European Journal of Psychotraumatology (Dec 2020)
Do emotion regulation difficulties affect outcome of intensive trauma-focused treatment of patients with severe PTSD?
Abstract
Background: There is ongoing debate as to whether emotion regulation problems should be improved first in order to profit from trauma-focused treatment, or will diminish after successful trauma processing. Objective: To enhance our understanding about the importance of emotion regulation difficulties in relation to treatment outcomes of trauma-focused therapy of adult patients with severe PTSD, whereby we made a distinction between people who reported sexual abuse before the age of 12, those who were 12 years or older at the onset of the abuse, individuals who met the criteria for the dissociative subtype of PTSD, and those who did not.
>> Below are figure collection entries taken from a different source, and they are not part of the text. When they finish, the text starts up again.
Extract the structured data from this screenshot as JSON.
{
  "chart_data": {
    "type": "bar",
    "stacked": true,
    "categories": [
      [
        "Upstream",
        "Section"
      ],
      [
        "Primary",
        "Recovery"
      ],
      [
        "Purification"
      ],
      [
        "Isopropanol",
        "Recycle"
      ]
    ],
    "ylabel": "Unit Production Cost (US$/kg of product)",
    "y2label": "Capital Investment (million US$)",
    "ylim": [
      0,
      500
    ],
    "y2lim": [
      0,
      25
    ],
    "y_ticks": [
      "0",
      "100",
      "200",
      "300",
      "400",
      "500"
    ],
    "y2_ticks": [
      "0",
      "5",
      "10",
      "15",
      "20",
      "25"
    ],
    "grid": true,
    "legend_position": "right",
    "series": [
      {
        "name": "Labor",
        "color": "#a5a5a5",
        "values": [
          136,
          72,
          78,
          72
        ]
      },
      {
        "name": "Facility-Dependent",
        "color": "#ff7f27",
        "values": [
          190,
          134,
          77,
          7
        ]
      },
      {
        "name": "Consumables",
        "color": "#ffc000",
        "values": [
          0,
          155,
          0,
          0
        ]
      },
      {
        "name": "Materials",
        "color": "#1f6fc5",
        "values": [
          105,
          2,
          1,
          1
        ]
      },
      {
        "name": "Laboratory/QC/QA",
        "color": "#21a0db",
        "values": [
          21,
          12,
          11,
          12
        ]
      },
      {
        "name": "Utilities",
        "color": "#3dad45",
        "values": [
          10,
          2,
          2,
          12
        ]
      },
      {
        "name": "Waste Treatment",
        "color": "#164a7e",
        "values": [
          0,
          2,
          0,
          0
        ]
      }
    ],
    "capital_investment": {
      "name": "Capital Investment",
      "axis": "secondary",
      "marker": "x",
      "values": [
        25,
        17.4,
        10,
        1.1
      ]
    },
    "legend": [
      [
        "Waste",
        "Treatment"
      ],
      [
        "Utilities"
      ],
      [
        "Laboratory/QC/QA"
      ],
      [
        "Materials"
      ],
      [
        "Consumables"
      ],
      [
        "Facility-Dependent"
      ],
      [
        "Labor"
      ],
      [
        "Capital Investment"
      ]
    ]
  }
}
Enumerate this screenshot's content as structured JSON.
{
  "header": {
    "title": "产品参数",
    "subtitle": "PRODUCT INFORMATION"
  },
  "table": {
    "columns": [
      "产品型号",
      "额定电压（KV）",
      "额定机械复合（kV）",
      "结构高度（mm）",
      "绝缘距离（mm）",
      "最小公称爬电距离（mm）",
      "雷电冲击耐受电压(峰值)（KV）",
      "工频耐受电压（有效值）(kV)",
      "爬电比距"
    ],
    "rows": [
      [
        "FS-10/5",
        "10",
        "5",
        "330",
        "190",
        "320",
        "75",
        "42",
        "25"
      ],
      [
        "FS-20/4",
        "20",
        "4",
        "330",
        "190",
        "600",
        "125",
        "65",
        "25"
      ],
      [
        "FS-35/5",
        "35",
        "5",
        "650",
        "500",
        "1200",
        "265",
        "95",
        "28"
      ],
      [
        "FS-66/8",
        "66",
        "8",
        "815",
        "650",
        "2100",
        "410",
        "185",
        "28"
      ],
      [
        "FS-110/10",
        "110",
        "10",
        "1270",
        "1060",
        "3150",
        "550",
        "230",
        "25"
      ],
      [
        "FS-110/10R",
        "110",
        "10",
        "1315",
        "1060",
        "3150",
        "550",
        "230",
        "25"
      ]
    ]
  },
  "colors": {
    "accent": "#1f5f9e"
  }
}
Methods: Sixty-two patients with severe PTSD were treated using an intensive eight-day treatment programme, combining two first-line trauma-focused treatments for PTSD (i.e. prolonged exposure and EMDR therapy) without preceding interventions that targeted emotion regulation difficulties. PTSD symptom scores (CAPS-5) and emotion regulation difficulties (DERS) were assessed at pre-treatment, post-treatment, and six month follow-up. Results: PTSD severity and emotion regulation difficulties significantly decreased following trauma-focused treatment. While PTSD severity scores significantly increased from post-treatment until six month follow-up, emotion regulation difficulties did not. Treatment response and relapse was not predicted by emotion-regulation difficulties. Survivors of childhood sexual abuse before the age of 12 and those who were sexually abused later in life improved equally well with regard to emotion regulation difficulties. Individuals who fulfilled criteria of the dissociative subtype of PTSD showed a similar decrease on emotion regulation difficulties during treatment than those who did not. Conclusion: The results support the notion that the severity of emotion regulation difficulties is not associated with worse trauma-focused treatment outcomes for PTSD nor with relapse after completing treatment. Further, emotion regulation difficulties improved after trauma-focused treatment, even for individuals who had been exposed to early childhood sexual trauma and individuals with dissociative subtype.